When should members of Congress be afraid of us? When we enter the voting booth. That’s where we get our chance to govern. After the Alexandria shootings they will be afraid, but their fear won’t have much to do with the consent of the governed.
There are millions, maybe trillions of miles between Capitol Hill and America.
Did Democrats make hate speech attractive? Our free society allows it within pretty broad limits, in part because hate speech means different things to different people. We learned from Kathy Griffin that at least one kind of expression is intolerable, in large part because it makes vehement anti-Trumpers look appallingly bad. That’s a good example because it set the stage for how we will react to yesterday’s shootings in Virginia.

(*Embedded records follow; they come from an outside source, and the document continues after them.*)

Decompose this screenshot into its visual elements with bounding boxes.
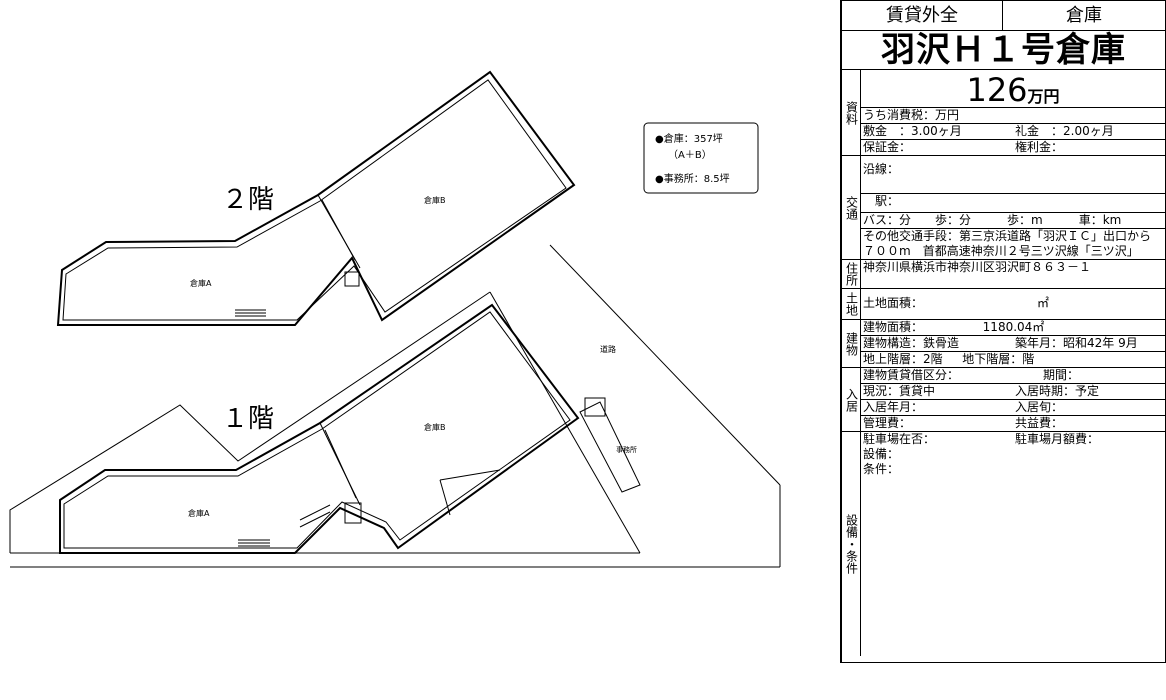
hoshokin: 保証金： — [863, 140, 912, 154]
floors-below: 地下階層：階 — [962, 352, 1035, 366]
property-name: 羽沢Ｈ１号倉庫 — [842, 31, 1165, 70]
price-amount: 126 — [966, 71, 1028, 108]
traffic-section: 交通 沿線： 駅： バス：分 歩：分 歩：m 車：km その他交通手段：第三京浜… — [842, 156, 1165, 260]
status-row: 現況：賃貸中 入居時期：予定 — [861, 384, 1165, 400]
price-row: 126 万円 — [861, 70, 1165, 108]
land-section-label: 土地 — [842, 289, 861, 319]
lease-row: 建物賃貸借区分： 期間： — [861, 368, 1165, 384]
structure: 建物構造：鉄骨造 — [863, 336, 960, 350]
price-section-label: 資料 — [842, 70, 861, 155]
bus-row: バス：分 歩：分 歩：m 車：km — [861, 213, 1165, 229]
parking-row: 駐車場在否： 駐車場月額費： — [863, 432, 1163, 447]
station-row: 駅： — [861, 194, 1165, 213]
legend-office: ●事務所：8.5坪 — [655, 172, 730, 185]
tax-row: うち消費税：万円 — [861, 108, 1165, 124]
common-fee: 共益費： — [1015, 416, 1064, 430]
lease-period: 期間： — [1043, 368, 1080, 382]
reikin: 礼金 ：2.00ヶ月 — [1015, 124, 1114, 138]
equipment: 設備： — [863, 447, 900, 461]
line-row: 沿線： — [861, 156, 1165, 194]
warehouse-a-1f: 倉庫A — [188, 508, 210, 518]
floor2-label: ２階 — [222, 185, 274, 215]
conditions: 条件： — [863, 462, 900, 476]
management-fee: 管理費： — [863, 416, 912, 430]
floor2-outline — [56, 70, 576, 326]
land-area: 土地面積： ㎡ — [863, 296, 1050, 310]
sheet-header: 賃貸外全 倉庫 — [842, 0, 1165, 31]
move-in-timing: 入居時期：予定 — [1015, 384, 1100, 398]
traffic-section-label: 交通 — [842, 156, 861, 259]
facilities-section-label: 設備・条件 — [842, 432, 861, 656]
floor1-label: １階 — [222, 404, 274, 434]
legend-warehouse: ●倉庫：357坪 — [655, 132, 723, 145]
building-area-label: 建物面積： — [863, 320, 924, 334]
legend-box — [643, 122, 759, 194]
other-transport-1: その他交通手段：第三京浜道路「羽沢ＩＣ」出口から — [863, 229, 1152, 243]
parking-fee: 駐車場月額費： — [1015, 432, 1100, 446]
warehouse-b-2f: 倉庫B — [424, 195, 446, 205]
address-value: 神奈川県横浜市神奈川区羽沢町８６３－１ — [863, 260, 1092, 274]
property-sheet: 賃貸外全 倉庫 羽沢Ｈ１号倉庫 資料 126 万円 うち消費税：万円 敷金 ：3… — [840, 0, 1166, 663]
land-section: 土地 土地面積： ㎡ — [842, 289, 1165, 320]
other-transport-2: ７００m 首都高速神奈川２号三ツ沢線「三ツ沢」 — [863, 244, 1139, 258]
built-date: 築年月：昭和42年 9月 — [1015, 336, 1138, 350]
price-unit: 万円 — [1027, 87, 1060, 106]
move-in-date-row: 入居年月： 入居旬： — [861, 400, 1165, 416]
address-section-label: 住所 — [842, 260, 861, 288]
move-in-section: 入居 建物賃貸借区分： 期間： 現況：賃貸中 入居時期：予定 入居年月： 入居旬… — [842, 368, 1165, 432]
type-label: 賃貸外全 — [842, 1, 1003, 30]
road-label: 道路 — [600, 344, 616, 354]
facilities-section: 設備・条件 駐車場在否： 駐車場月額費： 設備： 条件： — [842, 432, 1165, 656]
warehouse-b-1f: 倉庫B — [424, 422, 446, 432]
floors-row: 地上階層：2階 地下階層：階 — [861, 352, 1165, 367]
price-section: 資料 126 万円 うち消費税：万円 敷金 ：3.00ヶ月 礼金 ：2.00ヶ月… — [842, 70, 1165, 156]
shikikin: 敷金 ：3.00ヶ月 — [863, 124, 962, 138]
structure-row: 建物構造：鉄骨造 築年月：昭和42年 9月 — [861, 336, 1165, 352]
building-section: 建物 建物面積： 1180.04㎡ 建物構造：鉄骨造 築年月：昭和42年 9月 … — [842, 320, 1165, 368]
move-in-day: 入居旬： — [1015, 400, 1064, 414]
parking: 駐車場在否： — [863, 432, 936, 446]
warehouse-a-2f: 倉庫A — [190, 278, 212, 288]
move-in-year-month: 入居年月： — [863, 400, 924, 414]
kenrikin: 権利金： — [1015, 140, 1064, 154]
site-boundary — [9, 244, 781, 568]
category-label: 倉庫 — [1066, 5, 1102, 26]
floor-plan-drawing: ２階 １階 倉庫A 倉庫B 倉庫A 倉庫B 道路 事務所 ●倉庫：357坪 （A… — [9, 70, 781, 568]
building-area-value: 1180.04㎡ — [982, 320, 1045, 334]
building-section-label: 建物 — [842, 320, 861, 367]
deposit-row: 敷金 ：3.00ヶ月 礼金 ：2.00ヶ月 — [861, 124, 1165, 140]
lease-type: 建物賃貸借区分： — [863, 368, 960, 382]
guarantee-row: 保証金： 権利金： — [861, 140, 1165, 155]
floors-above: 地上階層：2階 — [863, 352, 943, 366]
office-label: 事務所 — [616, 445, 637, 454]
floor1-outline — [59, 303, 641, 554]
building-area-row: 建物面積： 1180.04㎡ — [861, 320, 1165, 336]
fees-row: 管理費： 共益費： — [861, 416, 1165, 431]
move-in-section-label: 入居 — [842, 368, 861, 431]
address-section: 住所 神奈川県横浜市神奈川区羽沢町８６３－１ — [842, 260, 1165, 289]
current-status: 現況：賃貸中 — [863, 384, 936, 398]
legend-warehouse-ab: （A＋B） — [668, 149, 712, 161]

Fear-mongering over immigration was the best thing Democrats had going for them until they decided Russia was more important than domestic policy. A lot more fear was spread by angry lawmakers than anything that came from the White House. In fact, something has been going on behind the scenes that we don’t hear much about. USCIS case processing for the Deferred Action for Childhood Arrivals program has proceeded quietly in the background.